Recommended nodes equal the maximum of CPU, bandwidth, and connection driven counts, plus spare nodes for redundancy. Safety margin protects against forecasting error, uneven distribution, and hot partitions. Use N+1 at minimum within each failure domain, and consider extra spares for patching. After sizing, validate with load tests that reproduce real headers, TLS, and latency. Revisit inputs regularly to track growth, verify assumptions, and monitor p95 utilization weekly.

FAQs

1) What does “binding constraint” mean here?

The binding constraint is the limit that forces the highest node count: CPU cores, bandwidth Mbps, or concurrent connections. Improving that bottleneck typically reduces required nodes more than tuning the other inputs.

2) How should I estimate CPU time per request?

Start with profiling or synthetic tests on one node and measure incremental CPU under known RPS. Use the p95 or p99 CPU cost for busy endpoints, then include TLS and observability overhead percentages.

3) What utilization cap should I choose?

For steady workloads, 70% is a common ceiling. For bursty traffic, latency targets, or uneven distribution, use 60–65%. Higher caps increase risk of queues and retries during incidents or deploys.

4) How do I model TLS termination accurately?

If the load balancer terminates TLS, include a realistic overhead factor based on your cipher suites and handshake rate. If TLS is terminated upstream or at clients and passed through, set the TLS overhead to zero.

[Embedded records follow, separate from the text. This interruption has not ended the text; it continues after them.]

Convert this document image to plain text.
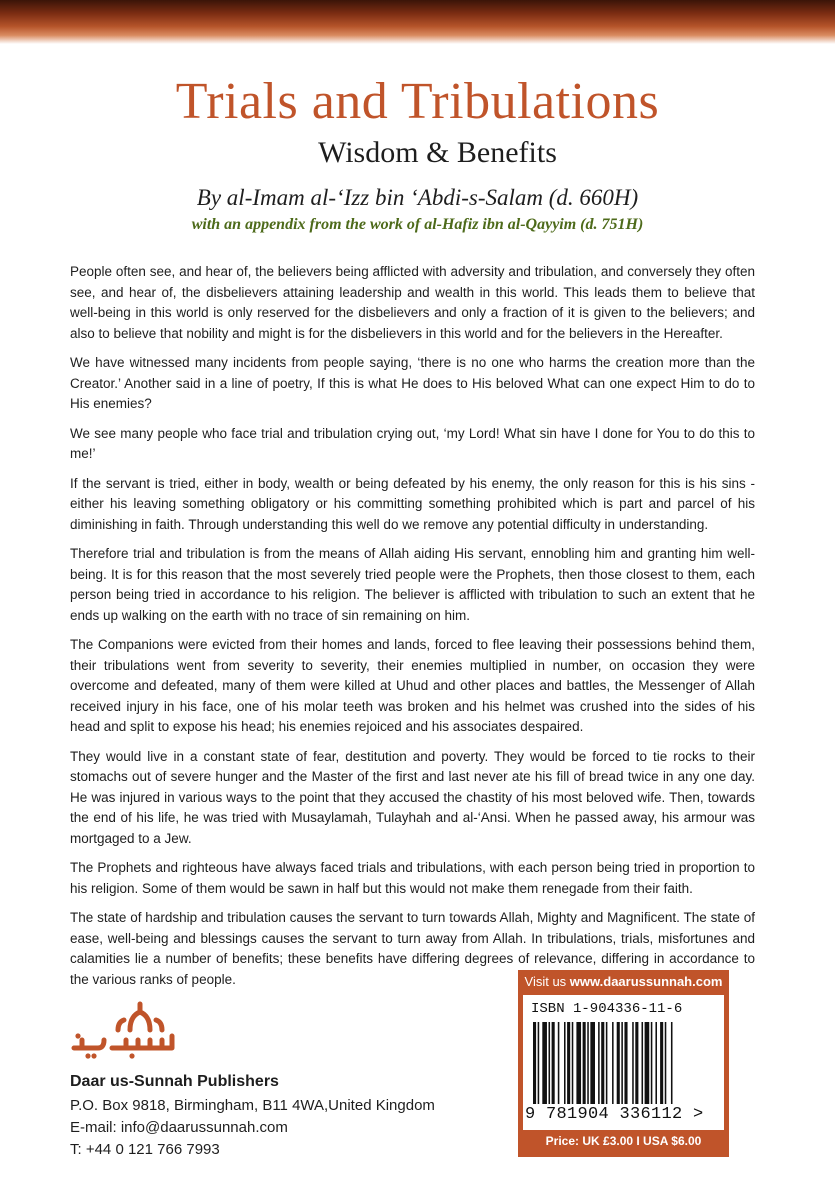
Trials and Tribulations
Wisdom & Benefits
By al-Imam al-‘Izz bin ‘Abdi-s-Salam (d. 660H)
with an appendix from the work of al-Hafiz ibn al-Qayyim (d. 751H)

People often see, and hear of, the believers being afflicted with adversity and tribulation, and conversely they often see, and hear of, the disbelievers attaining leadership and wealth in this world. This leads them to believe that well-being in this world is only reserved for the disbelievers and only a fraction of it is given to the believers; and also to believe that nobility and might is for the disbelievers in this world and for the believers in the Hereafter.

We have witnessed many incidents from people saying, ‘there is no one who harms the creation more than the Creator.’ Another said in a line of poetry, If this is what He does to His beloved What can one expect Him to do to His enemies?

We see many people who face trial and tribulation crying out, ‘my Lord! What sin have I done for You to do this to me!’

If the servant is tried, either in body, wealth or being defeated by his enemy, the only reason for this is his sins - either his leaving something obligatory or his committing something prohibited which is part and parcel of his diminishing in faith. Through understanding this well do we remove any potential difficulty in understanding.

Therefore trial and tribulation is from the means of Allah aiding His servant, ennobling him and granting him well-being. It is for this reason that the most severely tried people were the Prophets, then those closest to them, each person being tried in accordance to his religion. The believer is afflicted with tribulation to such an extent that he ends up walking on the earth with no trace of sin remaining on him.

The Companions were evicted from their homes and lands, forced to flee leaving their possessions behind them, their tribulations went from severity to severity, their enemies multiplied in number, on occasion they were overcome and defeated, many of them were killed at Uhud and other places and battles, the Messenger of Allah received injury in his face, one of his molar teeth was broken and his helmet was crushed into the sides of his head and split to expose his head; his enemies rejoiced and his associates despaired.

They would live in a constant state of fear, destitution and poverty. They would be forced to tie rocks to their stomachs out of severe hunger and the Master of the first and last never ate his fill of bread twice in any one day. He was injured in various ways to the point that they accused the chastity of his most beloved wife. Then, towards the end of his life, he was tried with Musaylamah, Tulayhah and al-‘Ansi. When he passed away, his armour was mortgaged to a Jew.

The Prophets and righteous have always faced trials and tribulations, with each person being tried in proportion to his religion. Some of them would be sawn in half but this would not make them renegade from their faith.

The state of hardship and tribulation causes the servant to turn towards Allah, Mighty and Magnificent. The state of ease, well-being and blessings causes the servant to turn away from Allah. In tribulations, trials, misfortunes and calamities lie a number of benefits; these benefits have differing degrees of relevance, differing in accordance to the various ranks of people.

Daar us-Sunnah Publishers
P.O. Box 9818, Birmingham, B11 4WA,United Kingdom
E-mail: info@daarussunnah.com
T: +44 0 121 766 7993
Visit us www.daarussunnah.com
ISBN 1-904336-11-6
9 781904 336112 >
Price: UK £3.00 I USA $6.00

5) Why do connections matter if RPS is low?

Long-lived connections consume memory, file descriptors, and kernel resources even when idle. WebSockets, slow clients, and long timeouts can push connection counts high, making connection limits the primary sizing driver.

6) How should I validate the recommended nodes?

Run load tests that match real headers, request sizes, TLS settings, and latency distribution. Verify per-node CPU, Mbps, and connection utilization stays under the chosen cap during peak and failure scenarios, then adjust inputs.